Reputation: 1962
I have a table that has some data on active users. It displays what version the user was on and the date they were active. Let's call this table active_users
:
Version Time
-------------------------
1 '2018-03-12'
1 '2018-03-01'
1 '2018-03-06'
1 '2018-03-09'
2 '2018-01-02'
2 '2018-01-04'
2 '2018-01-05'
2 '2018-01-11'
I also have a table that returns the date a version was released and a week after the release date. Let's call this table release_dates
:
Version Release_Date Week_After_Release_Date
------------------------------------------------
1 '2018-03-01' '2018-03-08'
2 '2018-01-02' '2018-01-09'
Now what I want to do in one query is get a count of the number of users who were active between the dates listed in the row from the second table.
The result would look like this:
Version Count
------------------------------------------------
1 2
2 3
as there are two rows in active_users
that are version 1 and have dates between 2018-03-01
and 2018-03-08
and three rows that are version 2 and have dates between 2018-01-02
and 2018-01-09
.
This would be easy to do with a for-loop because I could just iterate over each row in release_dates
, do a query in active_users
with those parameters and concatenate all the results at the end. Unfortunately I am working with the restraint of doing a single query, do we know if this is possible?
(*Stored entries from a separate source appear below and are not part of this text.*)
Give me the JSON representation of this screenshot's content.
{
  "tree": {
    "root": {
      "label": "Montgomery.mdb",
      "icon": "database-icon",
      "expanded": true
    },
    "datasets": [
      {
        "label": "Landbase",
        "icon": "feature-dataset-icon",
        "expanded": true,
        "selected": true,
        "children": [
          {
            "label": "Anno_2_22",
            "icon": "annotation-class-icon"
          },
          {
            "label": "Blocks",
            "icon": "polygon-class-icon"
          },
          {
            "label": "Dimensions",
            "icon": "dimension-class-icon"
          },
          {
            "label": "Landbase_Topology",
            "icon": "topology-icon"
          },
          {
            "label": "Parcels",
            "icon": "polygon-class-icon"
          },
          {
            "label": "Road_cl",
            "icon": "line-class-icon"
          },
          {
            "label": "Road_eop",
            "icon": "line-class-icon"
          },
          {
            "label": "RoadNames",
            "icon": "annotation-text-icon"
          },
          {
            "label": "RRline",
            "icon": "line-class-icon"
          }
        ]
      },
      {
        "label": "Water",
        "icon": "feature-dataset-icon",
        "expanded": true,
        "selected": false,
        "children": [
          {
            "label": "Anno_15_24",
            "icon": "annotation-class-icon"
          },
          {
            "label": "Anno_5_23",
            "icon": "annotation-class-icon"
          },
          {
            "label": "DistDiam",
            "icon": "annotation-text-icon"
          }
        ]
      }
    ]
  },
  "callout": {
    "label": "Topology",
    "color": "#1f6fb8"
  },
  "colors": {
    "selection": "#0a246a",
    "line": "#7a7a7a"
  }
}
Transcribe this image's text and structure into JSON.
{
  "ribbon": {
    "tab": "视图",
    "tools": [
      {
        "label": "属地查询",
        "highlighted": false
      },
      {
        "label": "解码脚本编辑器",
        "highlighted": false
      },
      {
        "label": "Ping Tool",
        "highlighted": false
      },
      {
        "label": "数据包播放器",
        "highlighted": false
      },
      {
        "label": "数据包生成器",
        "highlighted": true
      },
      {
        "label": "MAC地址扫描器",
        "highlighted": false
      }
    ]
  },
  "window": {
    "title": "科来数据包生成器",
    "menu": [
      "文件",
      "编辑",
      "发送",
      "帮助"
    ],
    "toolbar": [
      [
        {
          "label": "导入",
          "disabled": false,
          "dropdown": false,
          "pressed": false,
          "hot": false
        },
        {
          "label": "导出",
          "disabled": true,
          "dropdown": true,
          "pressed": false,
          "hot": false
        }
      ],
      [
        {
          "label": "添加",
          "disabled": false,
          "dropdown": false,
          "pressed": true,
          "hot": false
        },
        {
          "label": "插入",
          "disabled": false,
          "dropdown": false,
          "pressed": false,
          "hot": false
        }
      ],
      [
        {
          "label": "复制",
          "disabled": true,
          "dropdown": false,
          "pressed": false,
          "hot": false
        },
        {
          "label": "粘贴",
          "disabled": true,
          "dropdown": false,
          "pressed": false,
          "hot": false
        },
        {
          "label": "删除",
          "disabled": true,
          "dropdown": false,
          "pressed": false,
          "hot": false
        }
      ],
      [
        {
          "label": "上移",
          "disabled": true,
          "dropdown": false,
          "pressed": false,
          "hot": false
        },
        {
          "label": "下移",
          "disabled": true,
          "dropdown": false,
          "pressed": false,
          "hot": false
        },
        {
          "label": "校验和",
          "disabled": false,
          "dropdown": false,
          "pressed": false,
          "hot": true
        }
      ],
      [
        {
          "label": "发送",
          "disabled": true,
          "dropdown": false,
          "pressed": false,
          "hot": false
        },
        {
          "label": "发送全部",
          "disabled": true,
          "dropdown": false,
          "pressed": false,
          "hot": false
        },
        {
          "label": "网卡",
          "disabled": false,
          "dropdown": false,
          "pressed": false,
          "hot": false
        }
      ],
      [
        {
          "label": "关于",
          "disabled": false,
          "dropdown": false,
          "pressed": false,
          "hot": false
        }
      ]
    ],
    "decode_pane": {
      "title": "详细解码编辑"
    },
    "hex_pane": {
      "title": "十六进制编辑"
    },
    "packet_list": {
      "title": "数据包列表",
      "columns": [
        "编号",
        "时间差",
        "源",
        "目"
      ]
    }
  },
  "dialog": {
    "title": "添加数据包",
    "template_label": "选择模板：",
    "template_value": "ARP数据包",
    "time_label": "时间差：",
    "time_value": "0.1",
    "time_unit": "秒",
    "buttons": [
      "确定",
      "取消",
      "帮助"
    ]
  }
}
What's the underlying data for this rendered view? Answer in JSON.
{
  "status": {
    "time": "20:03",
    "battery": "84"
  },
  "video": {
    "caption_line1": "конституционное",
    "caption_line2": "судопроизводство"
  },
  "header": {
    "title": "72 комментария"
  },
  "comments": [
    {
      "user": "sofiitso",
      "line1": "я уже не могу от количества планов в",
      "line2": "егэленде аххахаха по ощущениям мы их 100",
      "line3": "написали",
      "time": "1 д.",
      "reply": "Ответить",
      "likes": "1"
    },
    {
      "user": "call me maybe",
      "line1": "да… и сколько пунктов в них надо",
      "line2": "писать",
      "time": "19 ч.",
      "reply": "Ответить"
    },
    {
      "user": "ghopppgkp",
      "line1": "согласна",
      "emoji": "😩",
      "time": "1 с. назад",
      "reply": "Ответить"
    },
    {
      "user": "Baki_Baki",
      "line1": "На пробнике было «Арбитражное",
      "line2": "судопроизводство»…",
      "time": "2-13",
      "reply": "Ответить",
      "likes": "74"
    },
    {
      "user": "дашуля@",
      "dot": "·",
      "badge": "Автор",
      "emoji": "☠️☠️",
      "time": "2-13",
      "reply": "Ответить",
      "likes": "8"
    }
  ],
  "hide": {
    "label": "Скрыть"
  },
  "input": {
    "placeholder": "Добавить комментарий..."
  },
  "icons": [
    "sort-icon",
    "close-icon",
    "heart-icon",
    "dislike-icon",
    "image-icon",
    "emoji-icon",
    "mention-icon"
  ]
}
I am using MYSQL as my database.
Upvotes: 1
Views: 73
Reputation: 372
First of all, you want to know which users are active during each time interval in the second table by outer join all records in the first table and the second table:
SELECT
au.Version, au.Time
FROM
active_users AS au, release_dates AS rd
WHERE
au.Version = rd.Version AND au.Time >= rd.Release_Date AND au.Time < rd.Week_After_Release_Date
You can get the following result:
Version | Time
---------+------------
1 | 2018-03-01
1 | 2018-03-06
2 | 2018-01-02
2 | 2018-01-04
2 | 2018-01-05
Based on this result, you can group by Version
and get your final stats:
SELECT
Version, COUNT(*)
FROM
(
SELECT
au.Version
FROM
active_users AS au, release_dates AS rd
WHERE
au.Version = rd.Version AND au.Time >= rd.Release_Date AND au.Time < rd.Week_After_Release_Date
) v
GROUP BY
Version
Upvotes: 0
Reputation: 1269443
One way is a correlated subquery:
select rd.*,
(select count(*)
from active_users au
where au.time >= rd.release_date and
au.time < Week_After_Release_Date + interval 1 day
)
from release_dates rd;
Note that I do not use between
on the dates, just in case the dates have a time component.
Upvotes: 0
Reputation: 44871
One way to get the result you want is to combine an aggregate operation with a conditional selection and only count the rows that matches the condition:
select
au.version,
sum(if(au.time between rd.release_date and rd.week_after_release_date,1,0)) as count
from active_users au
join release_dates rd on au.version = rd.version
group by au.version
If you prefer to use the count function the third row could be written as:
count(if(au.time between rd.release_date and rd.week_after_release_date, au.time, null)) as count
If you want it possibly slightly more portable you could use case instead of if
Upvotes: 1